Semantics Sensitive Sampling for Probabilistic Programs

MSR-TR-2013-109 |

We present a new semantics sensitive sampling algorithm for probabilistic programs, which are “usual” programs endowed with statements to sample from distributions, and condition executions based on observations. Since probabilistic programs are executable, sampling can be performed by repeatedly executing them. However, in the case of programs with a large number of random variables and observations, naive execution does not produce high quality samples, and it takes an intractable number of samples in order to perform reasonable inference. Our MCMC algorithm called S3 tackles these problems using ideas from program analysis.
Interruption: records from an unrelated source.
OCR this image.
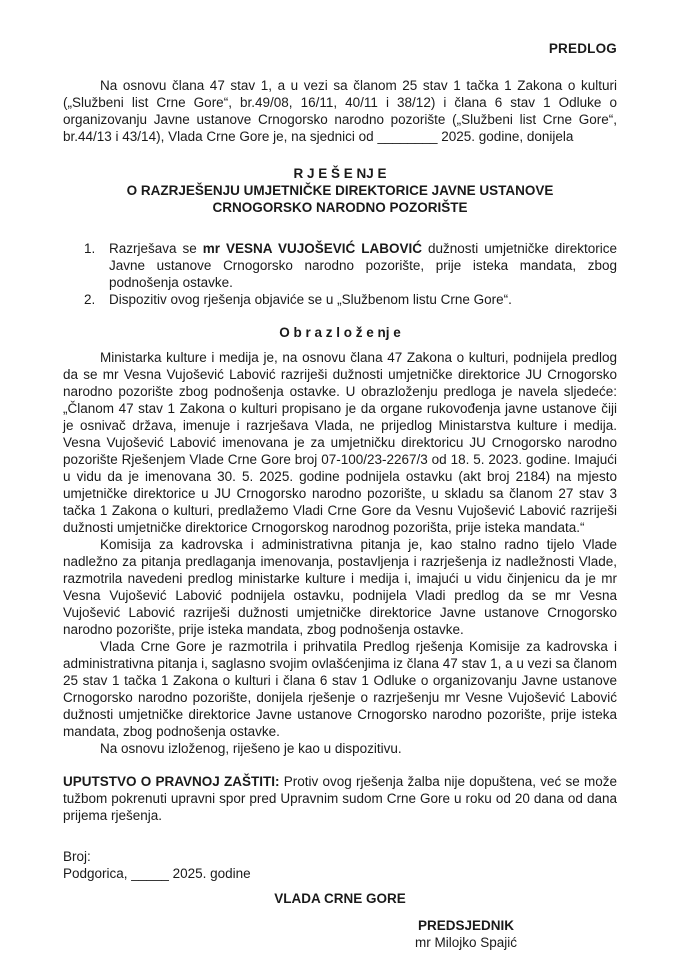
PREDLOG

Na osnovu člana 47 stav 1, a u vezi sa članom 25 stav 1 tačka 1 Zakona o kulturi („Službeni list Crne Gore“, br.49/08, 16/11, 40/11 i 38/12) i člana 6 stav 1 Odluke o organizovanju Javne ustanove Crnogorsko narodno pozorište („Službeni list Crne Gore“, br.44/13 i 43/14), Vlada Crne Gore je, na sjednici od ________ 2025. godine, donijela

R J E Š E NJ E
O RAZRJEŠENJU UMJETNIČKE DIREKTORICE JAVNE USTANOVE
CRNOGORSKO NARODNO POZORIŠTE
1.	Razrješava se mr VESNA VUJOŠEVIĆ LABOVIĆ dužnosti umjetničke direktorice Javne ustanove Crnogorsko narodno pozorište, prije isteka mandata, zbog podnošenja ostavke.
2.	Dispozitiv ovog rješenja objaviće se u „Službenom listu Crne Gore“.
O b r a z l o ž e nj e

Ministarka kulture i medija je, na osnovu člana 47 Zakona o kulturi, podnijela predlog da se mr Vesna Vujošević Labović razriješi dužnosti umjetničke direktorice JU Crnogorsko narodno pozorište zbog podnošenja ostavke. U obrazloženju predloga je navela sljedeće: „Članom 47 stav 1 Zakona o kulturi propisano je da organe rukovođenja javne ustanove čiji je osnivač država, imenuje i razrješava Vlada, ne prijedlog Ministarstva kulture i medija. Vesna Vujošević Labović imenovana je za umjetničku direktoricu JU Crnogorsko narodno pozorište Rješenjem Vlade Crne Gore broj 07-100/23-2267/3 od 18. 5. 2023. godine. Imajući u vidu da je imenovana 30. 5. 2025. godine podnijela ostavku (akt broj 2184) na mjesto umjetničke direktorice u JU Crnogorsko narodno pozorište, u skladu sa članom 27 stav 3 tačka 1 Zakona o kulturi, predlažemo Vladi Crne Gore da Vesnu Vujošević Labović razriješi dužnosti umjetničke direktorice Crnogorskog narodnog pozorišta, prije isteka mandata.“

Komisija za kadrovska i administrativna pitanja je, kao stalno radno tijelo Vlade nadležno za pitanja predlaganja imenovanja, postavljenja i razrješenja iz nadležnosti Vlade, razmotrila navedeni predlog ministarke kulture i medija i, imajući u vidu činjenicu da je mr Vesna Vujošević Labović podnijela ostavku, podnijela Vladi predlog da se mr Vesna Vujošević Labović razriješi dužnosti umjetničke direktorice Javne ustanove Crnogorsko narodno pozorište, prije isteka mandata, zbog podnošenja ostavke.

Vlada Crne Gore je razmotrila i prihvatila Predlog rješenja Komisije za kadrovska i administrativna pitanja i, saglasno svojim ovlašćenjima iz člana 47 stav 1, a u vezi sa članom 25 stav 1 tačka 1 Zakona o kulturi i člana 6 stav 1 Odluke o organizovanju Javne ustanove Crnogorsko narodno pozorište, donijela rješenje o razrješenju mr Vesne Vujošević Labović dužnosti umjetničke direktorice Javne ustanove Crnogorsko narodno pozorište, prije isteka mandata, zbog podnošenja ostavke.

Na osnovu izloženog, riješeno je kao u dispozitivu.

UPUTSTVO O PRAVNOJ ZAŠTITI: Protiv ovog rješenja žalba nije dopuštena, već se može tužbom pokrenuti upravni spor pred Upravnim sudom Crne Gore u roku od 20 dana od dana prijema rješenja.

Broj:
Podgorica, _____ 2025. godine
VLADA CRNE GORE
PREDSJEDNIK
mr Milojko Spajić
First, S3 propagates observations back through the program in order to obtain a semantically equivalent program with conditional sample statements – this has the effect of preventing rejections due to executions that fail to satisfy observations. Next, S3 decomposes the probabilistic program into a set of straight-line programs, one for every valid program path, and performing Metropolis-Hastings sampling over each straight-line program independently. Sampling over straight-line programs has the advantage that random choices from previous executions can be re-used merely using the program counter (or line number) associated with each random choice. Finally, it combines the results from sampling each straight-line program (using appropriate weighting) to produce a result for the whole program. We formalize the semantics of probabilistic programs and rigorously prove the correctness of S3. We also empirically demonstrate the effectiveness of S3, and compare it with an importance sampling based tool over various benchmarks.